The Idiot Within

    When my family is actually home, we live very close to the main route to the beach. Starting around Spring Break, the roads suddenly clog up with all the many, many people who just want to go to the beach and relax. Fridays and Sundays tend to be the most congested, and Sundays are usually the worst.

    One Sunday, back when my youngest brother could truthfully be called “little,” we were driving home from Mass. The beach traffic was in full force. The road got a bit jammed, and as will happen with jammed roads, drivers got frustrated and did stupid stuff. At some point, my dad must have complained, and my youngest brother told him to be careful, because “it’s Sunday and the idiots are out.” Somehow or other, that became our phrase for when the traffic is bad. “The idiots are out.” Almost as though a portion of the population had been temporarily abducted and replaced by reckless morons with no understanding of basic driving etiquette.

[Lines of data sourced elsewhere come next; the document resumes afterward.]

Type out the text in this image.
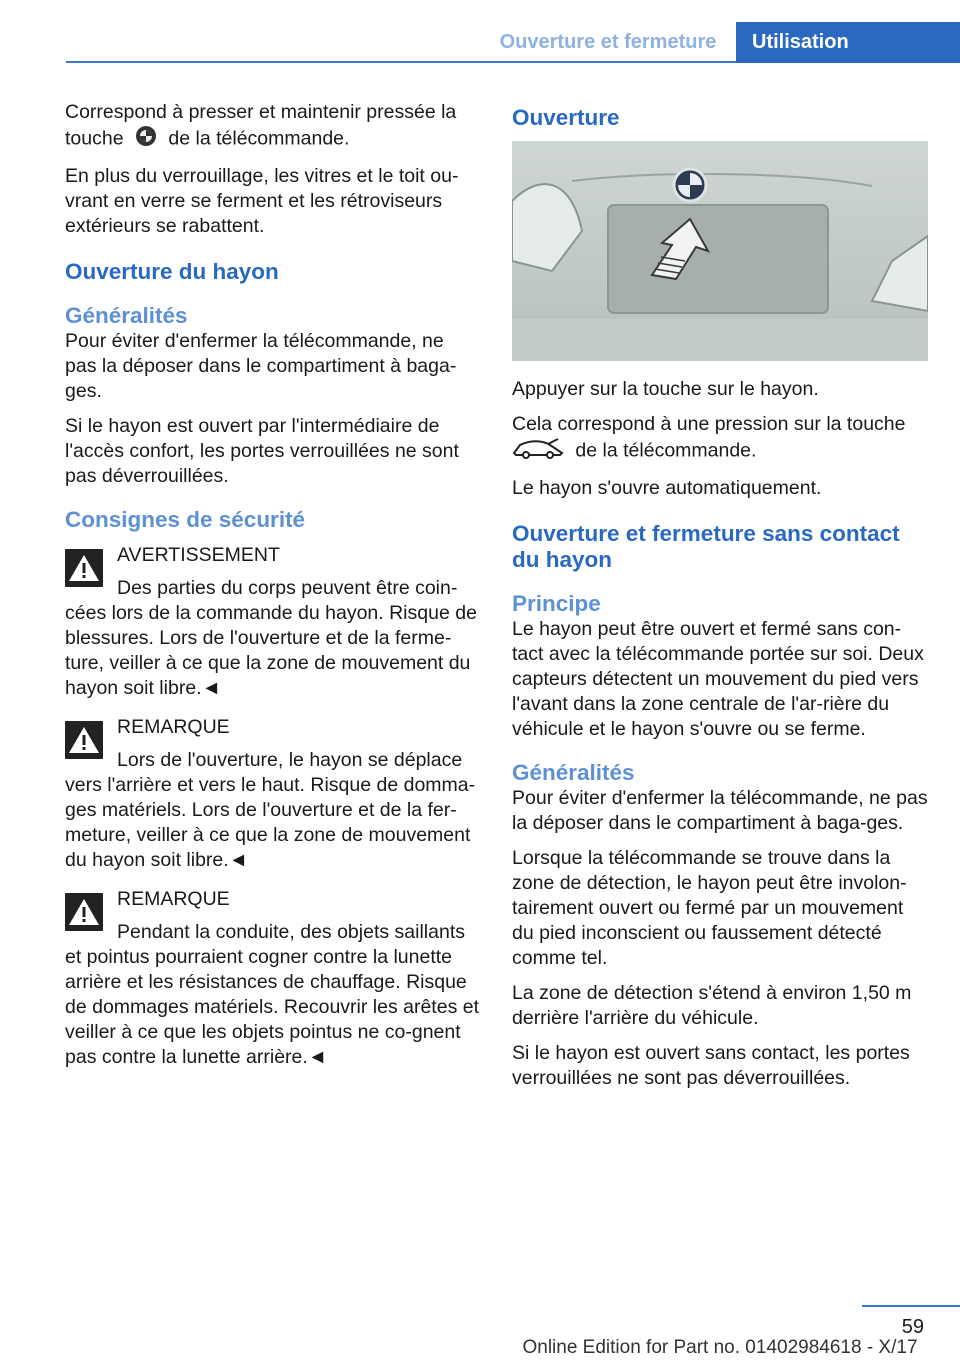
Ouverture et fermeture	Utilisation

Correspond à presser et maintenir pressée la touche de la télécommande.

En plus du verrouillage, les vitres et le toit ou-vrant en verre se ferment et les rétroviseurs extérieurs se rabattent.

Ouverture du hayon
Généralités

Pour éviter d'enfermer la télécommande, ne pas la déposer dans le compartiment à baga-ges.

Si le hayon est ouvert par l'intermédiaire de l'accès confort, les portes verrouillées ne sont pas déverrouillées.

Consignes de sécurité
AVERTISSEMENT
Des parties du corps peuvent être coin-
cées lors de la commande du hayon. Risque de blessures. Lors de l'ouverture et de la ferme-ture, veiller à ce que la zone de mouvement du hayon soit libre.◄
REMARQUE
Lors de l'ouverture, le hayon se déplace
vers l'arrière et vers le haut. Risque de domma-ges matériels. Lors de l'ouverture et de la fer-meture, veiller à ce que la zone de mouvement du hayon soit libre.◄
REMARQUE
Pendant la conduite, des objets saillants
et pointus pourraient cogner contre la lunette arrière et les résistances de chauffage. Risque de dommages matériels. Recouvrir les arêtes et veiller à ce que les objets pointus ne co-gnent pas contre la lunette arrière.◄
Ouverture

Appuyer sur la touche sur le hayon.

Cela correspond à une pression sur la touche
de la télécommande.

Le hayon s'ouvre automatiquement.

Ouverture et fermeture sans contact du hayon
Principe

Le hayon peut être ouvert et fermé sans con-tact avec la télécommande portée sur soi. Deux capteurs détectent un mouvement du pied vers l'avant dans la zone centrale de l'ar-rière du véhicule et le hayon s'ouvre ou se ferme.

Généralités

Pour éviter d'enfermer la télécommande, ne pas la déposer dans le compartiment à baga-ges.

Lorsque la télécommande se trouve dans la zone de détection, le hayon peut être involon-tairement ouvert ou fermé par un mouvement du pied inconscient ou faussement détecté comme tel.

La zone de détection s'étend à environ 1,50 m derrière l'arrière du véhicule.

Si le hayon est ouvert sans contact, les portes verrouillées ne sont pas déverrouillées.

59
Online Edition for Part no. 01402984618 - X/17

    Considering the current condition of morals, the deterioration of principles, the raging popularity of Relativism and so on, it is more and more tempting to cry, “The idiots are out!” and go find a place to hide until someday when the idiots eventually go away. I can no longer count the number of times I have read that stupid people are spoiling the world for those of us with common sense. I think that the most curious part of that statement is that the persons who say, or merely re-post this sentiment say it as though it were a new thing. I think not.

    One has only to look at literature through the ages to see that idiots are nothing new. They’ve been around since the beginning. Start with Noah, the Israelites after the Exodus, the crowd that demanded Christ’s crucifixion, and follow the trail up through history. The presence of idiots and the trouble they cause permeates modern literature: there are dolts in Charles Dickens’s stories and nincompoops in Jane Austen’s novels. Then there is Narnia, wherein Professor Kirk asks, “Why don’t they teach logic at these schools?” In Harper Lee’s To Kill a Mockingbird or Kathryn Stockett’s The Help, popular opinion is tried and found wanting in sense. The Reign of Idiocy is nothing new. It has always been around, broken up every now and then by a shocking bout of temporary sanity.

    It’s a funny thing that one rarely actually knows an “idiot.” It’s common to see them driving down the road, standing in lines, congregating in groups to support ridiculous causes, ranting on internet comments sections, etc. But it’s almost impossible to really get to know an idiot, because he suddenly stops being an idiot and starts being a person. This person might be disagreeable or misguided, possibly even mean, but a person nonetheless.

    In The Philosophy of Tolkien, Peter Kreeft writes, “The war is not just external, between the white chess pieces and the black, but within every single piece on the board, even while there is an external war going on.” There is certainly a constant battle between good and evil, and that struggle often seems to be a case of idiots against sensible people. Because it so often appears like that, it really is easy to get mad and use “The idiots are out!” as an excuse for behaving a certain way. It is much more difficult to admit that I am just as capable of being an idiot as anyone else. Thanks to the Internet, anyone can join the crowd of idiots with just the click of a button and a few keystrokes.

    Since the world is still turning and humans have not died out, Earth is still populated with idiots who do an awfully good job of messing up the simple task of being good, decent human beings. But it is not our job to condemn, ridicule, or mock them. Our task is much, much more difficult because a lot of the external war against the idiots is won only by defeating the idiot within.